Why switch to local AI?
By decision of the Rectorate, sensitive data as defined by Swiss law must not be processed in cloud solutions. The use of a local model is the recommended alternative.
Commercial LLMs (ChatGPT, Claude, Google, Gemini, etc.) send queries and files to external data centres. With LM Studio + Gemma 3n E4B, everything happens on your computer:
- 100% Open Source: All code, model weights, and tools are freely available, editable, and open to audit—offering total transparency and empowering users to retain full control of their data.

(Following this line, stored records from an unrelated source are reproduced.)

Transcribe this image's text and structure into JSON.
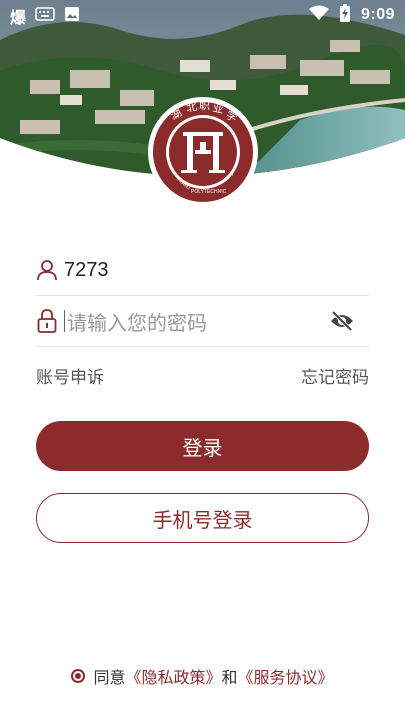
{
  "status_bar": {
    "app_badge": "爆",
    "time": "9:09"
  },
  "colors": {
    "brand": "#8b2b2c",
    "divider": "#e6e6e6"
  },
  "logo": {
    "name": "湖北职业技术学院",
    "text": "HUBEI POLYTECHNIC UNIVERSITY"
  },
  "login": {
    "username_value": "7273",
    "password_placeholder": "请输入您的密码",
    "appeal_link": "账号申诉",
    "forgot_link": "忘记密码",
    "login_button": "登录",
    "phone_login_button": "手机号登录"
  },
  "agreement": {
    "prefix": "同意",
    "privacy": "《隐私政策》",
    "and": "和",
    "service": "《服务协议》",
    "checked": true
  }
}
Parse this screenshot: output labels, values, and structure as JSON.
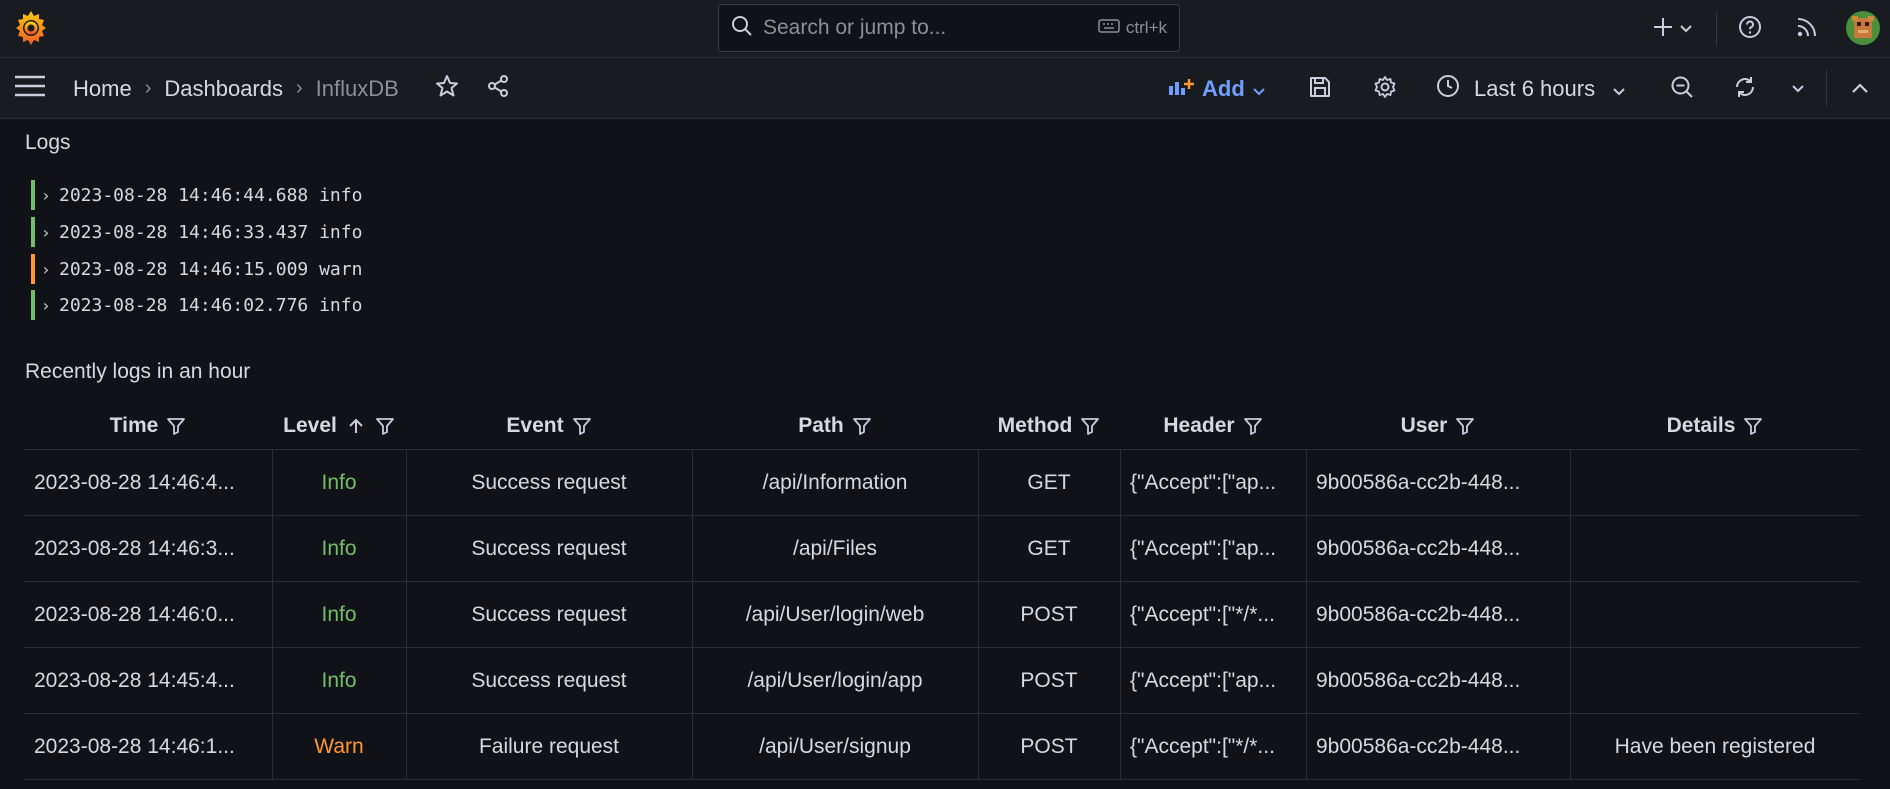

- No data is transmitted to remote servers: your information stays with you (the model works entirely offline).
- Indispensable for sensitive data as defined by Swiss law (health data, political or religious opinions, data relating to criminal proceedings, etc.). Also suitable for private documents or those subject to official secrecy, complementing institutional Microsoft Copilot Chat.
- Performance now credible against commercial solutions: Gemma 3n E4B reaches a score of nearly 1300 on Arena, while the latest cloud models are at ~1500.
- Controlled energy consumption: On a MacBook Air M2 (~20 W), the inference process (prompt + response) uses significantly less energy than a server equipped with an Nvidia H100 GPU (~700 W), which is commonly used for commercial models.
Install LM Studio
- Download the free app at https://lmstudio.ai.
- Run the installer, then open LM Studio. No account is required.
Add the gemma-3n-E4B model
- In the LM Studio search bar (Discover), type gemma-3n-E4B.
- Select the GGUF version (around 4 GB) rather than the MLX version (around 11 GB, too heavy for 16 GB of RAM).
- Click Download to copy the template (a few GB) to your computer.
- Once the download is complete, click Load to load it.

Work in complete confidentiality
Drag and drop your PDFs, DOCXs, or internal reports into the chat window (wait for the document to load). LM Studio indexes and queries your documents without them leaving your computer. For sensitive data, this is currently the only approach compliant with UNIL requirements, as no data leaves your workstation.

Why choose the local Gemma 3n E4B model?
- Third generation “nano” (3n): designed to run on consumer PCs without specialised hardware.
- E4B: Effective 4 Billion — approximately 4 billion parameters, a small model designed for smartphones and PCs.
- GGUF format: single, ready-to-use file, already quantised, recognised by all major front-ends (LM Studio, Ollama, GPT4All, etc.).
- Optimal weight/performance balance: about 4 billion parameters (E4B) are sufficient to achieve a score of around 1300 on Arena (https://arena.ai/leaderboard) – versus ~1500 for the very latest cloud models.
- Apple Silicon–optimized: runs efficiently on M1 to M5 chips.
- Official details: https://deepmind.google/models/gemma/gemma-3n/
Possible alternatives
Among the possible alternatives are Ollama and GPT4All. For those new to running local AI, LM Studio remains the most accessible option. Other open-source models can also be found on Hugging Face. On machines with 32 GB of RAM or more, gpt-oss-20b (OpenAI) is a viable option. With 16 GB, gemma-3n-E4B remains the best choice: even gemma-3-12b-it (the closest competitor, with an Arena score of ~1330) cannot be loaded under normal usage conditions.
The Central IT Services can also make local models available on its own infrastructure, offering an alternative to installations on personal workstations.